Step 2 – Enter the description. From the expiration options select 24 months.

Step 3 – Click Add.

Step 4 – The new secret will be displayed in the list. Click Copy to clipboard icon on the "Value" parameter on the right side of the screen.

See the following Microsoft article for more information on how to add a client secret: Add a client secret.

Add MS Teams monitoring plan

Follow the steps to add MS Teams monitoring plan in the Netwrix Auditor.

Step 1 – In the Monitoring Plans, click Add Plan button.

Step 2 – Create a monitoring plan with the MS Teams data source.

Step 3 – Add the "Microsoft 365 tenant" item.

Step 4 – Click Select.

Step 5 – Enter your tenant name.

Step 6 – Choose modern authentication.

Step 7 – Enter Application ID and Application secret you have created before.

Step 8 – Click Add.

MS Teams monitoring plan has been added to Auditor and initial data collection has begun.

Obtain Tenant Name

Follow the steps to obtain the tenant name.

Step 1 – Navigate to Microsoft Entra ID > Overview.

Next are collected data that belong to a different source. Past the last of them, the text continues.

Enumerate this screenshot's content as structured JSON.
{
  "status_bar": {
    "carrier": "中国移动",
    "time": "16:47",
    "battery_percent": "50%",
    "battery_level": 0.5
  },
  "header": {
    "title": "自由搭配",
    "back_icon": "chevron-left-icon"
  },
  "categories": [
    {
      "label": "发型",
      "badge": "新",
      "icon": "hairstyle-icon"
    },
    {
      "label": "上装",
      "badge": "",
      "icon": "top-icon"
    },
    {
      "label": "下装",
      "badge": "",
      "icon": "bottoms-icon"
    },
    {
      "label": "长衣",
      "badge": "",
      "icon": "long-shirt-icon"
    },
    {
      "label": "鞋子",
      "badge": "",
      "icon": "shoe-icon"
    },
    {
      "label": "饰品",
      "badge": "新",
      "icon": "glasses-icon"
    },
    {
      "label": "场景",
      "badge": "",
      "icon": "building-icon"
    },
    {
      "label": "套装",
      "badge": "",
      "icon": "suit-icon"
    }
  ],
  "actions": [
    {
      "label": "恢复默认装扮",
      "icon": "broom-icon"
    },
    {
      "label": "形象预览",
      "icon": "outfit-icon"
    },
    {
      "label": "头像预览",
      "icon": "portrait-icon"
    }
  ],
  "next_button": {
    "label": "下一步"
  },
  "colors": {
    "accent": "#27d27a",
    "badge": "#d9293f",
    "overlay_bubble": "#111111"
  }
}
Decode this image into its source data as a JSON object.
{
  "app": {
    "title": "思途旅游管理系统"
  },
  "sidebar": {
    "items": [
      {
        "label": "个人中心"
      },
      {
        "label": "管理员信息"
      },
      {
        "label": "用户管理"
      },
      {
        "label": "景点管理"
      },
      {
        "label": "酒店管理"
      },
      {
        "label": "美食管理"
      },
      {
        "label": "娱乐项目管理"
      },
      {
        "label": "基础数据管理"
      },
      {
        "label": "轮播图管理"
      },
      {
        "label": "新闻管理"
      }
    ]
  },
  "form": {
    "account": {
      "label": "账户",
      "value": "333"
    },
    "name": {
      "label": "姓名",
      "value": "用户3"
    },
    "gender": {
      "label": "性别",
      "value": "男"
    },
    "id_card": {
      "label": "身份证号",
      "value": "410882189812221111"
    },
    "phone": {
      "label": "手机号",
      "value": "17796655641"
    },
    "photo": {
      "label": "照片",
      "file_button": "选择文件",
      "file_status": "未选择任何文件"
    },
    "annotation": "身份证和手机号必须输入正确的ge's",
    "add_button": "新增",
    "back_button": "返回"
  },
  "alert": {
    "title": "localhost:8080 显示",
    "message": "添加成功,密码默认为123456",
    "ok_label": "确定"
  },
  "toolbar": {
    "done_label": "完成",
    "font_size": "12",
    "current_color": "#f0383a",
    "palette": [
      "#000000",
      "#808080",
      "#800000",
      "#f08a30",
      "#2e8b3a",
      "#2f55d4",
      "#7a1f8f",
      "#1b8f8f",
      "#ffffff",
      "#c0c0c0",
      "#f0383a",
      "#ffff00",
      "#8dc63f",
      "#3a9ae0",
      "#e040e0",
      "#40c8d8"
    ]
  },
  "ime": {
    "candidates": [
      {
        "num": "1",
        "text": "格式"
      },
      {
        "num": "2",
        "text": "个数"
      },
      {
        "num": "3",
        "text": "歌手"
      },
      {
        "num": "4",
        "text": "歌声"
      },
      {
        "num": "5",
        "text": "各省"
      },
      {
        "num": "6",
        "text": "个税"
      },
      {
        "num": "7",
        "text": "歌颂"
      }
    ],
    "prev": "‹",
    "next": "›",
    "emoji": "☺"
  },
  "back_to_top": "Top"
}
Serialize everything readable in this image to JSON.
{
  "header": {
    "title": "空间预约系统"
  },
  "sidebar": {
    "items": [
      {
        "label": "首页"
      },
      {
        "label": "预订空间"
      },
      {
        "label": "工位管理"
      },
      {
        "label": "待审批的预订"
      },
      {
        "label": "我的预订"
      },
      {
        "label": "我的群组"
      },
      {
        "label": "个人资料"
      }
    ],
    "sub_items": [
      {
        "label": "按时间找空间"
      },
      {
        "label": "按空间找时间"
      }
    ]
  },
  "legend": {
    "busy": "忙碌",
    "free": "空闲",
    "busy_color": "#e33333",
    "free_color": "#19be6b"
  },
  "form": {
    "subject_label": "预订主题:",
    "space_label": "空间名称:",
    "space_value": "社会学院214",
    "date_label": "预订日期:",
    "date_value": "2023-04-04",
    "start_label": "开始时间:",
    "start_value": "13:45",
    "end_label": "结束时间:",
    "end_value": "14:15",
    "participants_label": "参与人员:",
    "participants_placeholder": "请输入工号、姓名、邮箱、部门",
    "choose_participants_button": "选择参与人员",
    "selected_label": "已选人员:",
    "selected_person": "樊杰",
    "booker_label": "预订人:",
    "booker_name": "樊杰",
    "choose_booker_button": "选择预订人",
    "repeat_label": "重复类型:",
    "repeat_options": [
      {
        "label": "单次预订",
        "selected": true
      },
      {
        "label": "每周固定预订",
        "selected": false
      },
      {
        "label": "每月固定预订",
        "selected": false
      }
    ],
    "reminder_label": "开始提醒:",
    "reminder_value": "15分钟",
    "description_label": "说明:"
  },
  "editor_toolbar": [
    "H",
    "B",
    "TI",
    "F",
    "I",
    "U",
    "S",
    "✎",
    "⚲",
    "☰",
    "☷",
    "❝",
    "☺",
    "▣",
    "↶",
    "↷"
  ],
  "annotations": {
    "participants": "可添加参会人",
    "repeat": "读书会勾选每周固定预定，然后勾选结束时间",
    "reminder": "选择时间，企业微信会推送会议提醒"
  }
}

Step 2 – In the Tenant information locate the Primary domain field, copy its value and store to a safe location.

See the following Microsoft article for additional information on how to obtain tenant name: Locate important IDs for a user.

Then, create a corresponding monitoring plan in Netwrix Auditor and add an item (Microsoft 365 tenant) to it. See the Microsoft Entra ID topic for additional information.